The Denver Post

Bigger decisions loom on forgivenes­s

- By Chris Megerian and Collin Binkley

WASHINGTON » As college graduates wait to see whether President Joe Biden will wipe out some of their student loan debt, his administra­tion is taking a more limited step to address a fraud scandal at Corinthian Colleges, a forprofit chain that collapsed nearly a decade ago.

Anyone who enrolled in the company’s schools will have his or her federal student debt erased, clearing away $5.8 billion for more than 560,000 borrowers — the largest single loan discharge ever, according to the Education Department.

Vice President Kamala Harris on Thursday called it a milestone in “a journey for justice for everyone who was defrauded” and will “put real money in the pockets of real people.” She made only a brief reference to lingering questions about the next steps on student loan debt. “As a nation, we have a lot more work to do on these issues,” she said.

Biden, as a candidate, promised to address the matter if elected, and he has expressed interest in canceling $10,000 per borrower.
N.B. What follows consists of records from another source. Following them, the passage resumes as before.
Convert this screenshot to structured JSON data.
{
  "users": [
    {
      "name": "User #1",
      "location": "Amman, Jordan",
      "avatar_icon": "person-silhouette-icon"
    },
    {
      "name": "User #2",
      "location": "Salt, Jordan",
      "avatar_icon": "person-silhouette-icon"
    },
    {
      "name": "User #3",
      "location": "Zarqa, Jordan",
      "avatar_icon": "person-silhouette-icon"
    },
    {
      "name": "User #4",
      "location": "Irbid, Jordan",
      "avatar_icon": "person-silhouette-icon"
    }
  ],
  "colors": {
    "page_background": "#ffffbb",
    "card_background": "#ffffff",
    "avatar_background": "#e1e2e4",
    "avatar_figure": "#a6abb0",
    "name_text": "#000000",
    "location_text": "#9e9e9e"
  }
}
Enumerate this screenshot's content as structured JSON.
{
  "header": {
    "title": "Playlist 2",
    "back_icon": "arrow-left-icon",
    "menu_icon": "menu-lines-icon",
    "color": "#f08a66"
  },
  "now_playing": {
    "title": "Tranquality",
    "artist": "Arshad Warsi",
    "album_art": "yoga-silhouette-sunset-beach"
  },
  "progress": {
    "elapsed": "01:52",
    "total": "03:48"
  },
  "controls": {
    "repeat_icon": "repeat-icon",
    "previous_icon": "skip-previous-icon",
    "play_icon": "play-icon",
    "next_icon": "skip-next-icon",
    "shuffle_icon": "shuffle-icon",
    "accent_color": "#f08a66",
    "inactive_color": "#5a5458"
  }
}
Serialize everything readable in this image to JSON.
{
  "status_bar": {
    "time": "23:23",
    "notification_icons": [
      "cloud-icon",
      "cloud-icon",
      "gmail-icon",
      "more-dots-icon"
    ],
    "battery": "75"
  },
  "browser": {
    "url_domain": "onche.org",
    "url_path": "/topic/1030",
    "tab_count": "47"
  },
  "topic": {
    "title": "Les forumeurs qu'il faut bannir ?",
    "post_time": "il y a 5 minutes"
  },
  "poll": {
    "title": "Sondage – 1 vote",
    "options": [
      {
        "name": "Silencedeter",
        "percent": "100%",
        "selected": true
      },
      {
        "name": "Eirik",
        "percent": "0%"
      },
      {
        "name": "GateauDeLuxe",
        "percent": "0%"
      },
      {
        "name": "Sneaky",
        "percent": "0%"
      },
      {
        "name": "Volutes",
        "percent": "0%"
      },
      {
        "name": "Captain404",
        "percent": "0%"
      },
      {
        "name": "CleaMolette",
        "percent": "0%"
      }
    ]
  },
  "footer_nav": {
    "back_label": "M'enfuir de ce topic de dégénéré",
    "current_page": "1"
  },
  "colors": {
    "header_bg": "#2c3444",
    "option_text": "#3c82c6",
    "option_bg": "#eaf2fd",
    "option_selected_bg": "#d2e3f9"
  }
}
There’s been no word on how Biden will handle the issue, even with pressure building on him. The White House has suggested there would be some kind of income criteria that would prevent high earners from benefiting.

Debt payments were paused by President Donald Trump near the beginning of the pandemic, and Biden has kept the freeze in place while considerin­g a more permanent solution.

Any decision carries political risks. Republican­s accuse Biden of plotting an election-year giveaway. Activists are pushing him to cancel at least $50,000 per borrower, and anything less could disappoint them.

“President Biden, canceling $10,000 in student debt is like pouring a bucket of ice water on a forest fire,” NAACP President Derrick Johnson said in a statement.

The announceme­nt about Corinthian, which operated from 1995 to 2015, seeks to close the books on one of the most notorious cases of fraud in American higher education.

When Harris was California’s attorney general, she worked with the Obama administra­tion to uncover how campuses were falsifying data on the success of graduates.